Sixty years ago almost to the day, East Berlin workers rose up against the Soviet occupation and were slapped down with all the might they occupiers could muster. Bertholt Brecht wrote that handbills were distributed in the Stalinallee that said, "the people/Had forfeited the confidence of the government/And could win it back only/By redoubled efforts." His poem ended with a rhetorical question, "Would it not be easier/In that case for the government/To dissolve the people/And elect another?"

Until last Friday, the great many people in Iran believed that their votes mattered. When the Supreme Leader said they were wrong, a rift opened up like the one between East Berliners and the government. The difference was the East Berliners were occupied, but the people will take some persuading to trust the regime again. It took decades for East Berliners to finally get a voice in their government. It took the Ayatollah Khomenei and his supporters a year to oust the Shah.

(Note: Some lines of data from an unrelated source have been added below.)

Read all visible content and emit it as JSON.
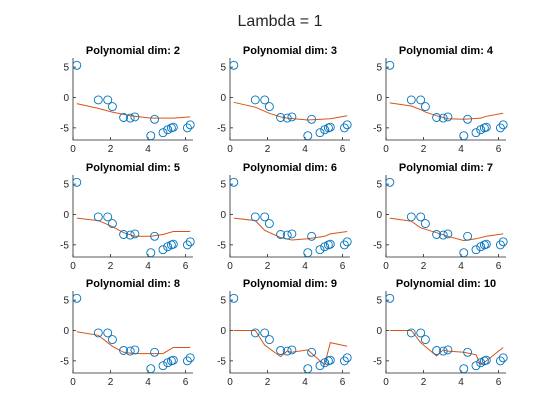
{
  "figure": {
    "title": "Lambda = 1"
  },
  "chart_data": {
    "type": "scatter",
    "shared": {
      "xlim": [
        0,
        6.4
      ],
      "ylim": [
        -7,
        6.5
      ],
      "xticks": [
        0,
        2,
        4,
        6
      ],
      "yticks": [
        -5,
        0,
        5
      ],
      "grid": false,
      "marker_color": "#0072BD",
      "fit_color": "#D95319",
      "points": {
        "x": [
          0.2,
          1.35,
          1.85,
          2.1,
          2.7,
          3.05,
          3.3,
          4.15,
          4.35,
          4.8,
          5.05,
          5.25,
          5.35,
          6.1,
          6.25
        ],
        "y": [
          5.3,
          -0.4,
          -0.4,
          -1.5,
          -3.3,
          -3.4,
          -3.2,
          -6.3,
          -3.6,
          -5.8,
          -5.3,
          -5.0,
          -4.9,
          -5.0,
          -4.5
        ]
      }
    },
    "panels": [
      {
        "title": "Polynomial dim: 2",
        "fit": {
          "x": [
            0.2,
            1.35,
            2.1,
            3.05,
            4.15,
            5.35,
            6.25
          ],
          "y": [
            -1.0,
            -1.8,
            -2.4,
            -3.0,
            -3.4,
            -3.4,
            -3.2
          ]
        }
      },
      {
        "title": "Polynomial dim: 3",
        "fit": {
          "x": [
            0.2,
            1.35,
            2.1,
            2.7,
            3.05,
            4.15,
            5.35,
            6.25
          ],
          "y": [
            -0.8,
            -1.6,
            -2.6,
            -3.2,
            -3.4,
            -3.7,
            -3.5,
            -3.0
          ]
        }
      },
      {
        "title": "Polynomial dim: 4",
        "fit": {
          "x": [
            0.2,
            1.35,
            1.85,
            2.1,
            2.7,
            3.3,
            4.15,
            5.05,
            5.35,
            6.25
          ],
          "y": [
            -0.9,
            -1.4,
            -2.0,
            -2.4,
            -3.0,
            -3.5,
            -3.6,
            -3.4,
            -3.1,
            -2.6
          ]
        }
      },
      {
        "title": "Polynomial dim: 5",
        "fit": {
          "x": [
            0.2,
            1.35,
            2.1,
            2.7,
            3.3,
            4.15,
            4.8,
            5.35,
            6.25
          ],
          "y": [
            -0.6,
            -1.0,
            -2.0,
            -3.0,
            -3.6,
            -3.6,
            -3.3,
            -2.8,
            -2.8
          ]
        }
      },
      {
        "title": "Polynomial dim: 6",
        "fit": {
          "x": [
            0.2,
            1.35,
            1.85,
            2.7,
            3.3,
            4.15,
            5.05,
            5.35,
            6.25
          ],
          "y": [
            -0.6,
            -1.0,
            -2.6,
            -3.8,
            -4.2,
            -4.0,
            -3.6,
            -3.2,
            -2.8
          ]
        }
      },
      {
        "title": "Polynomial dim: 7",
        "fit": {
          "x": [
            0.2,
            1.35,
            1.85,
            2.7,
            3.3,
            4.15,
            4.8,
            5.35,
            6.25
          ],
          "y": [
            -0.6,
            -1.1,
            -2.2,
            -3.0,
            -3.6,
            -4.3,
            -4.0,
            -3.6,
            -3.2
          ]
        }
      },
      {
        "title": "Polynomial dim: 8",
        "fit": {
          "x": [
            0.2,
            1.35,
            2.1,
            2.7,
            3.3,
            4.15,
            4.8,
            5.35,
            6.25
          ],
          "y": [
            -0.2,
            -0.8,
            -2.6,
            -3.6,
            -3.8,
            -3.8,
            -3.8,
            -2.8,
            -2.8
          ]
        }
      },
      {
        "title": "Polynomial dim: 9",
        "fit": {
          "x": [
            0.2,
            0.7,
            1.35,
            1.85,
            2.7,
            3.05,
            3.3,
            4.15,
            4.8,
            5.05,
            5.35,
            6.25
          ],
          "y": [
            0.0,
            0.0,
            0.0,
            -2.4,
            -4.3,
            -3.4,
            -3.6,
            -3.2,
            -5.0,
            -5.6,
            -2.0,
            -2.6
          ]
        }
      },
      {
        "title": "Polynomial dim: 10",
        "fit": {
          "x": [
            0.2,
            1.35,
            1.85,
            2.7,
            3.05,
            3.3,
            4.15,
            4.8,
            5.05,
            5.35,
            6.25
          ],
          "y": [
            0.0,
            0.0,
            -2.0,
            -4.2,
            -3.2,
            -3.4,
            -3.6,
            -4.0,
            -5.6,
            -5.0,
            -2.8
          ]
        }
      }
    ]
  }
}
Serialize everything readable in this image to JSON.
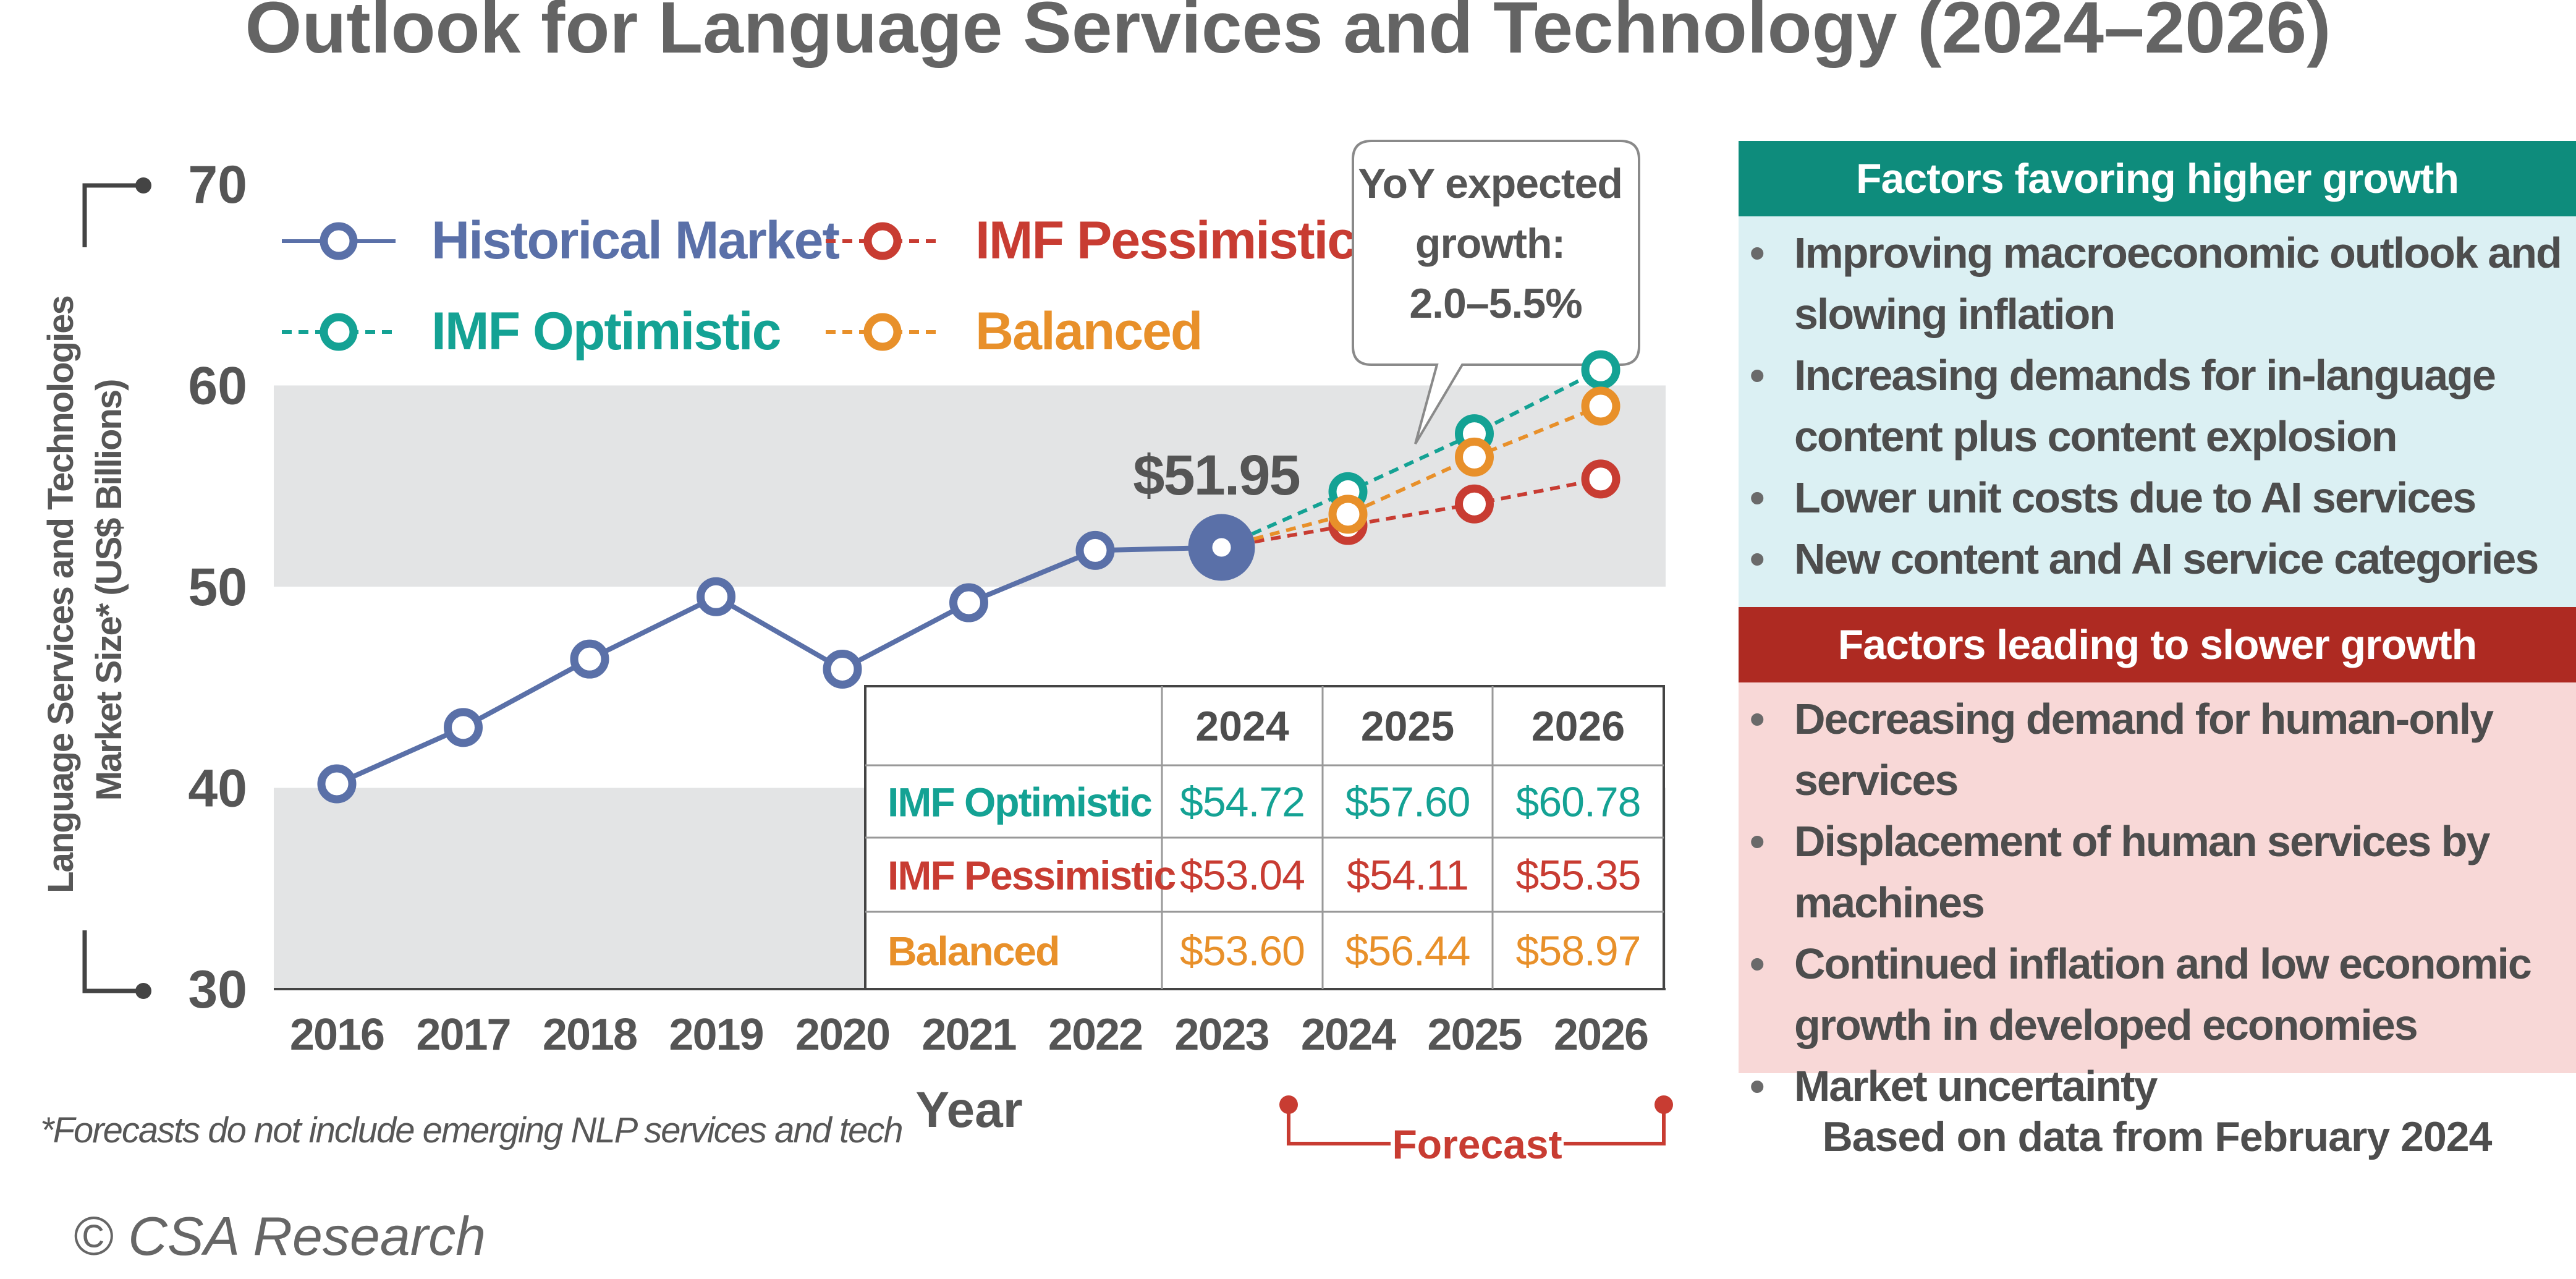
{
  "title": "Outlook for Language Services and Technology (2024–2026)",
  "y_axis_label_line1": "Language Services and Technologies",
  "y_axis_label_line2": "Market Size* (US$ Billions)",
  "x_axis_label": "Year",
  "callout_value": "$51.95",
  "yoy_callout": [
    "YoY expected",
    "growth:",
    "2.0–5.5%"
  ],
  "footnote": "*Forecasts do not include emerging NLP services and tech",
  "copyright": "© CSA Research",
  "forecast_label": "Forecast",
  "based_on": "Based on data from February 2024",
  "colors": {
    "historical": "#5a70a8",
    "optimistic": "#14a294",
    "pessimistic": "#c83c32",
    "balanced": "#e8902a",
    "band": "#e3e4e5",
    "favor_header": "#0e8c7c",
    "favor_body": "#dbf0f3",
    "slow_header": "#ae2a22",
    "slow_body": "#f8d8d7"
  },
  "legend": [
    {
      "label": "Historical Market",
      "color": "#5a70a8",
      "style": "solid"
    },
    {
      "label": "IMF Pessimistic",
      "color": "#c83c32",
      "style": "dashed"
    },
    {
      "label": "IMF Optimistic",
      "color": "#14a294",
      "style": "dashed"
    },
    {
      "label": "Balanced",
      "color": "#e8902a",
      "style": "dashed"
    }
  ],
  "forecast_table": {
    "headers": [
      "",
      "2024",
      "2025",
      "2026"
    ],
    "rows": [
      {
        "label": "IMF Optimistic",
        "values": [
          "$54.72",
          "$57.60",
          "$60.78"
        ],
        "color": "#14a294"
      },
      {
        "label": "IMF Pessimistic",
        "values": [
          "$53.04",
          "$54.11",
          "$55.35"
        ],
        "color": "#c83c32"
      },
      {
        "label": "Balanced",
        "values": [
          "$53.60",
          "$56.44",
          "$58.97"
        ],
        "color": "#e8902a"
      }
    ]
  },
  "favor_panel": {
    "title": "Factors favoring higher growth",
    "items": [
      "Improving macroeconomic outlook and slowing inflation",
      "Increasing demands for in-language content plus content explosion",
      "Lower unit costs due to AI services",
      "New content and AI service categories"
    ]
  },
  "slow_panel": {
    "title": "Factors leading to slower growth",
    "items": [
      "Decreasing demand for human-only services",
      "Displacement of human services by machines",
      "Continued inflation and low economic growth in developed economies",
      "Market uncertainty"
    ]
  },
  "chart_data": {
    "type": "line",
    "title": "Outlook for Language Services and Technology (2024–2026)",
    "xlabel": "Year",
    "ylabel": "Language Services and Technologies Market Size* (US$ Billions)",
    "x": [
      2016,
      2017,
      2018,
      2019,
      2020,
      2021,
      2022,
      2023,
      2024,
      2025,
      2026
    ],
    "ylim": [
      30,
      70
    ],
    "yticks": [
      30,
      40,
      50,
      60,
      70
    ],
    "bands": [
      [
        40,
        30
      ],
      [
        60,
        50
      ]
    ],
    "series": [
      {
        "name": "Historical Market",
        "x": [
          2016,
          2017,
          2018,
          2019,
          2020,
          2021,
          2022,
          2023
        ],
        "values": [
          40.2,
          43.0,
          46.4,
          49.5,
          45.9,
          49.2,
          51.8,
          51.95
        ],
        "style": "solid"
      },
      {
        "name": "IMF Optimistic",
        "x": [
          2023,
          2024,
          2025,
          2026
        ],
        "values": [
          51.95,
          54.72,
          57.6,
          60.78
        ],
        "style": "dashed"
      },
      {
        "name": "IMF Pessimistic",
        "x": [
          2023,
          2024,
          2025,
          2026
        ],
        "values": [
          51.95,
          53.04,
          54.11,
          55.35
        ],
        "style": "dashed"
      },
      {
        "name": "Balanced",
        "x": [
          2023,
          2024,
          2025,
          2026
        ],
        "values": [
          51.95,
          53.6,
          56.44,
          58.97
        ],
        "style": "dashed"
      }
    ]
  }
}
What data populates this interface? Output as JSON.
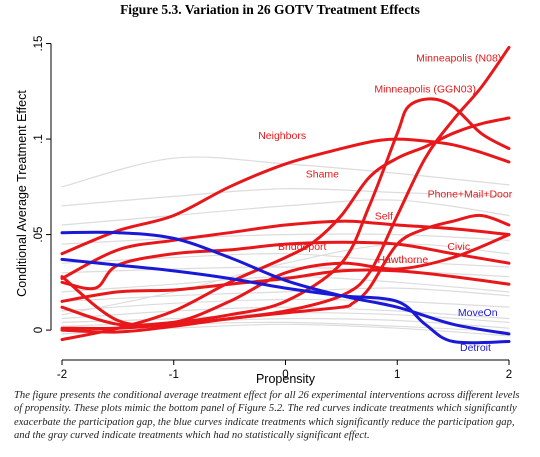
{
  "figure_title": "Figure 5.3. Variation in 26 GOTV Treatment Effects",
  "caption": "The figure presents the conditional average treatment effect for all 26 experimental interventions across different levels of propensity. These plots mimic the bottom panel of Figure 5.2. The red curves indicate treatments which significantly exacerbate the participation gap, the blue curves indicate treatments which significantly reduce the participation gap, and the gray curved indicate treatments which had no statistically significant effect.",
  "colors": {
    "significant_increase": "#e8171a",
    "significant_decrease": "#1a1ad6",
    "not_significant": "#dcdcdc"
  },
  "chart_data": {
    "type": "line",
    "xlabel": "Propensity",
    "ylabel": "Conditional Average Treatment Effect",
    "xlim": [
      -2,
      2
    ],
    "ylim": [
      -0.012,
      0.155
    ],
    "xticks": [
      -2,
      -1,
      0,
      1,
      2
    ],
    "xtick_labels": [
      "-2",
      "-1",
      "0",
      "1",
      "2"
    ],
    "yticks": [
      0,
      0.05,
      0.1,
      0.15
    ],
    "ytick_labels": [
      "0",
      ".05",
      ".1",
      ".15"
    ],
    "grid": false,
    "legend": "none",
    "series": [
      {
        "name": "Minneapolis (N08)",
        "group": "significant_increase",
        "x": [
          -2,
          -1.5,
          -1,
          -0.5,
          0,
          0.5,
          0.75,
          1,
          1.25,
          1.5,
          1.75,
          2
        ],
        "y": [
          0.001,
          0.001,
          0.003,
          0.006,
          0.01,
          0.018,
          0.03,
          0.06,
          0.09,
          0.11,
          0.127,
          0.148
        ]
      },
      {
        "name": "Minneapolis (GGN03)",
        "group": "significant_increase",
        "x": [
          -2,
          -1.5,
          -1,
          -0.5,
          0,
          0.5,
          0.75,
          1,
          1.1,
          1.3,
          1.5,
          1.75,
          2
        ],
        "y": [
          0.012,
          0.003,
          0.004,
          0.008,
          0.015,
          0.035,
          0.065,
          0.103,
          0.117,
          0.121,
          0.117,
          0.103,
          0.095
        ]
      },
      {
        "name": "Neighbors",
        "group": "significant_increase",
        "x": [
          -2,
          -1.5,
          -1,
          -0.5,
          0,
          0.5,
          0.8,
          1,
          1.25,
          1.5,
          1.75,
          2
        ],
        "y": [
          0.04,
          0.052,
          0.06,
          0.075,
          0.087,
          0.095,
          0.099,
          0.1,
          0.099,
          0.097,
          0.093,
          0.088
        ]
      },
      {
        "name": "Shame",
        "group": "significant_increase",
        "x": [
          -2,
          -1.5,
          -1,
          -0.5,
          0,
          0.25,
          0.5,
          0.75,
          1,
          1.25,
          1.5,
          1.75,
          2
        ],
        "y": [
          -0.005,
          0.001,
          0.01,
          0.025,
          0.038,
          0.046,
          0.06,
          0.08,
          0.09,
          0.096,
          0.103,
          0.108,
          0.111
        ]
      },
      {
        "name": "Self",
        "group": "significant_increase",
        "x": [
          -2,
          -1.5,
          -1,
          -0.5,
          0,
          0.5,
          0.8,
          1,
          1.5,
          2
        ],
        "y": [
          0.027,
          0.042,
          0.047,
          0.051,
          0.055,
          0.057,
          0.056,
          0.055,
          0.053,
          0.05
        ]
      },
      {
        "name": "Phone+Mail+Door",
        "group": "significant_increase",
        "x": [
          -2,
          -1.5,
          -1,
          -0.5,
          0,
          0.5,
          0.6,
          0.75,
          1,
          1.25,
          1.5,
          1.75,
          2
        ],
        "y": [
          0,
          -0.001,
          0.002,
          0.006,
          0.009,
          0.012,
          0.014,
          0.022,
          0.045,
          0.053,
          0.057,
          0.06,
          0.055
        ]
      },
      {
        "name": "Bridgeport",
        "group": "significant_increase",
        "x": [
          -2,
          -1.7,
          -1.5,
          -1,
          -0.5,
          0,
          0.5,
          1,
          1.5,
          2
        ],
        "y": [
          0.025,
          0.022,
          0.034,
          0.04,
          0.042,
          0.045,
          0.046,
          0.045,
          0.04,
          0.035
        ]
      },
      {
        "name": "Hawthorne",
        "group": "significant_increase",
        "x": [
          -2,
          -1.5,
          -1,
          -0.5,
          0,
          0.5,
          1,
          1.5,
          2
        ],
        "y": [
          0.015,
          0.02,
          0.021,
          0.024,
          0.027,
          0.031,
          0.031,
          0.028,
          0.024
        ]
      },
      {
        "name": "Civic",
        "group": "significant_increase",
        "x": [
          -2,
          -1.5,
          -1,
          -0.5,
          0,
          0.5,
          1,
          1.5,
          2
        ],
        "y": [
          0.028,
          0.005,
          0.004,
          0.015,
          0.03,
          0.035,
          0.032,
          0.038,
          0.05
        ]
      },
      {
        "name": "MoveOn",
        "group": "significant_decrease",
        "x": [
          -2,
          -1.5,
          -1,
          -0.5,
          0,
          0.5,
          1,
          1.5,
          2
        ],
        "y": [
          0.051,
          0.051,
          0.048,
          0.038,
          0.026,
          0.018,
          0.012,
          0.003,
          -0.002
        ]
      },
      {
        "name": "Detroit",
        "group": "significant_decrease",
        "x": [
          -2,
          -1.5,
          -1,
          -0.5,
          0,
          0.5,
          1,
          1.25,
          1.5,
          2
        ],
        "y": [
          0.037,
          0.034,
          0.031,
          0.027,
          0.022,
          0.018,
          0.015,
          0.003,
          -0.006,
          -0.006
        ]
      },
      {
        "group": "not_significant",
        "x": [
          -2,
          -1,
          0,
          1,
          2
        ],
        "y": [
          0.075,
          0.09,
          0.087,
          0.082,
          0.076
        ]
      },
      {
        "group": "not_significant",
        "x": [
          -2,
          -1,
          0,
          1,
          2
        ],
        "y": [
          0.065,
          0.07,
          0.074,
          0.072,
          0.07
        ]
      },
      {
        "group": "not_significant",
        "x": [
          -2,
          -1,
          0,
          1,
          2
        ],
        "y": [
          0.055,
          0.06,
          0.065,
          0.068,
          0.06
        ]
      },
      {
        "group": "not_significant",
        "x": [
          -2,
          -1,
          0,
          1,
          2
        ],
        "y": [
          0.045,
          0.048,
          0.05,
          0.05,
          0.047
        ]
      },
      {
        "group": "not_significant",
        "x": [
          -2,
          -1,
          0,
          1,
          2
        ],
        "y": [
          0.035,
          0.038,
          0.04,
          0.036,
          0.033
        ]
      },
      {
        "group": "not_significant",
        "x": [
          -2,
          -1,
          0,
          1,
          2
        ],
        "y": [
          0.03,
          0.032,
          0.033,
          0.031,
          0.028
        ]
      },
      {
        "group": "not_significant",
        "x": [
          -2,
          -1,
          0,
          1,
          2
        ],
        "y": [
          0.02,
          0.024,
          0.028,
          0.025,
          0.02
        ]
      },
      {
        "group": "not_significant",
        "x": [
          -2,
          -1,
          0,
          1,
          2
        ],
        "y": [
          0.015,
          0.018,
          0.02,
          0.022,
          0.018
        ]
      },
      {
        "group": "not_significant",
        "x": [
          -2,
          -1,
          0,
          1,
          2
        ],
        "y": [
          0.01,
          0.014,
          0.016,
          0.015,
          0.012
        ]
      },
      {
        "group": "not_significant",
        "x": [
          -2,
          -1,
          0,
          1,
          2
        ],
        "y": [
          0.006,
          0.01,
          0.012,
          0.01,
          0.006
        ]
      },
      {
        "group": "not_significant",
        "x": [
          -2,
          -1,
          0,
          1,
          2
        ],
        "y": [
          0.004,
          0.006,
          0.009,
          0.008,
          0.004
        ]
      },
      {
        "group": "not_significant",
        "x": [
          -2,
          -1,
          0,
          1,
          2
        ],
        "y": [
          0.002,
          0.004,
          0.006,
          0.005,
          0.001
        ]
      },
      {
        "group": "not_significant",
        "x": [
          -2,
          -1,
          0,
          1,
          2
        ],
        "y": [
          0,
          0.003,
          0.004,
          0.002,
          -0.001
        ]
      },
      {
        "group": "not_significant",
        "x": [
          -2,
          -1,
          0,
          1,
          2
        ],
        "y": [
          -0.002,
          0.001,
          0.003,
          0.001,
          -0.003
        ]
      },
      {
        "group": "not_significant",
        "x": [
          -2,
          -1,
          0,
          1,
          2
        ],
        "y": [
          0.008,
          0.02,
          0.035,
          0.045,
          0.04
        ]
      }
    ],
    "annotations": [
      {
        "text": "Minneapolis (N08)",
        "x": 1.55,
        "y": 0.1405,
        "color": "#e8171a"
      },
      {
        "text": "Minneapolis (GGN03)",
        "x": 1.25,
        "y": 0.1245,
        "color": "#e8171a"
      },
      {
        "text": "Neighbors",
        "x": -0.03,
        "y": 0.1,
        "color": "#e8171a"
      },
      {
        "text": "Shame",
        "x": 0.33,
        "y": 0.08,
        "color": "#e8171a"
      },
      {
        "text": "Self",
        "x": 0.88,
        "y": 0.058,
        "color": "#e8171a"
      },
      {
        "text": "Phone+Mail+Door",
        "x": 1.65,
        "y": 0.0695,
        "color": "#e8171a"
      },
      {
        "text": "Bridgeport",
        "x": 0.15,
        "y": 0.042,
        "color": "#e8171a"
      },
      {
        "text": "Hawthorne",
        "x": 1.05,
        "y": 0.035,
        "color": "#e8171a"
      },
      {
        "text": "Civic",
        "x": 1.55,
        "y": 0.042,
        "color": "#e8171a"
      },
      {
        "text": "MoveOn",
        "x": 1.72,
        "y": 0.0075,
        "color": "#1a1ad6"
      },
      {
        "text": "Detroit",
        "x": 1.7,
        "y": -0.011,
        "color": "#1a1ad6"
      }
    ]
  }
}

Neda's Revolution is going to have far-reaching consequences regardless of how long it lasts or of which faction prevails. Other authoritarian nations are watching. And if people power succeeds in Iran, it will go elsewhere. If it fails, it may take another generation for change to come. The trouble is no one is quite sure what success or failure mean right now. But any situation that leaves a young woman dead, shot like a rabid dog, for the simple act of petitioning her government for redress must not go on.